Пулария еще раз с усилием приподнялся на локте и сильно откашлялся, пытаясь прочистить горло. Потом он снова откинулся на подушку, но глаза не закрыл. Видно было, что он хочет что-то сказать и собирает силы.
— Георгий, — заговорил он негромко, но вполне внятно, устремив на Гогу свои серо-зеленые, глядящие уже о т т у д а глаза.
— У меня в чемодане… завернуты… в наш флаг… погоны… Возьми их себе… сохрани…
Он хотел сказать что-то еще, но, как бы чувствуя, что договорить до конца не удастся, только слабо повел рукой.
— Вы сейчас идите, Гога, — вполголоса проговорила Евдокия Степановна, наклонившись к Гоге, — а то он волнуется.
За суровой, даже грубоватой внешностью этой женщины скрывалось отзывчивое и щедрое сердце. Сама она была из-под Тамбова, за Шалико Джинчарадзе вышла замуж в Сибири, но местные грузины называли ее «грузинской мамой», хотя некоторые были не младше ее. И стол на праздники она накрывала чисто грузинский, и хачапури пекла, как никто.

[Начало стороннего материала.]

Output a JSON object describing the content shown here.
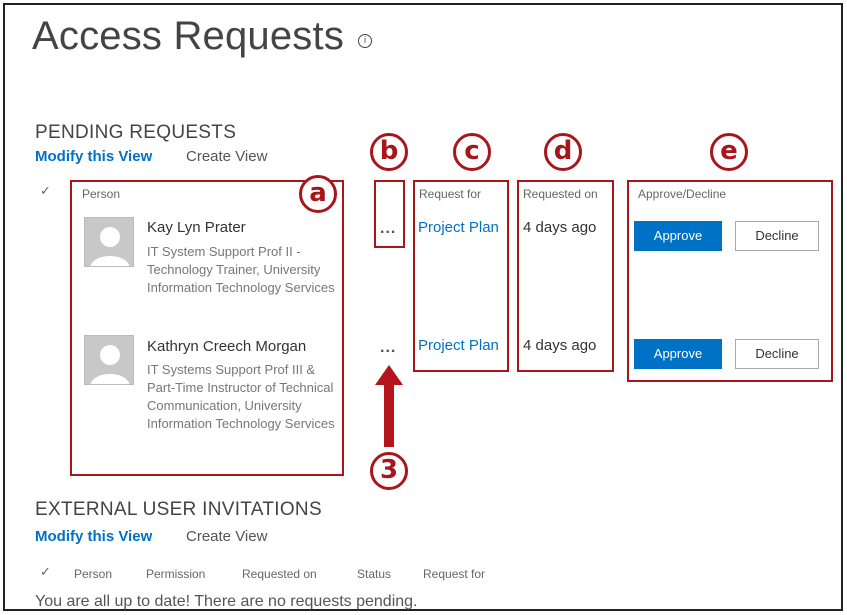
{
  "page": {
    "title": "Access Requests",
    "info_icon": "info-circle-icon"
  },
  "pending": {
    "heading": "PENDING REQUESTS",
    "modify_view": "Modify this View",
    "create_view": "Create View",
    "check_glyph": "✓",
    "columns": {
      "person": "Person",
      "request_for": "Request for",
      "requested_on": "Requested on",
      "approve_decline": "Approve/Decline"
    },
    "rows": [
      {
        "name": "Kay Lyn Prater",
        "title": "IT System Support Prof II - Technology Trainer, University Information Technology Services",
        "more": "...",
        "request_for": "Project Plan",
        "requested_on": "4 days ago",
        "approve": "Approve",
        "decline": "Decline"
      },
      {
        "name": "Kathryn Creech Morgan",
        "title": "IT Systems Support Prof III & Part-Time Instructor of Technical Communication, University Information Technology Services",
        "more": "...",
        "request_for": "Project Plan",
        "requested_on": "4 days ago",
        "approve": "Approve",
        "decline": "Decline"
      }
    ]
  },
  "external": {
    "heading": "EXTERNAL USER INVITATIONS",
    "modify_view": "Modify this View",
    "create_view": "Create View",
    "check_glyph": "✓",
    "columns": {
      "person": "Person",
      "permission": "Permission",
      "requested_on": "Requested on",
      "status": "Status",
      "request_for": "Request for"
    },
    "empty_message": "You are all up to date! There are no requests pending."
  },
  "annotations": {
    "callouts": [
      "a",
      "b",
      "c",
      "d",
      "e",
      "3"
    ],
    "color": "#a8151b"
  },
  "colors": {
    "accent": "#0072c6",
    "annotation": "#a8151b"
  }
}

Повинуясь Евдокии Степановне, Гога встал. Что-то надо сделать. Он наверняка видит Луарсаба Пулария в последний раз. Гога смотрел на него. Больной снова закрыл глаза. Грудь его высоко вздымалась и опускалась. Одна рука была вытянута вдоль тела, другая лежала на груди, непроизвольно поднимаясь и опускаясь вместе с нею. Гога смотрел на эту руку со смешанным чувством отчуждения и боязливости — это не была нормальная человеческая рука: кожа туго обтягивала фаланги пальцев и на выпиравших суставах — побелела. И все же это была рука, державшая когда-то оружие и защищавшая Грузию. Сделав усилие над собой, Гога шагнул в сторону кровати и, наклонившись, поцеловал ее — сухую и неожиданно горячую, но уже не имевшую силы двигаться. Она слегка дрогнула, пальцы на ней выпрямились, и Гога заметил, что Луарсаб Пулария на несколько мгновений открыл глаза. Потом он их снова закрыл и, как рассказывала впоследствии Евдокия Степановна, больше уже не открывал.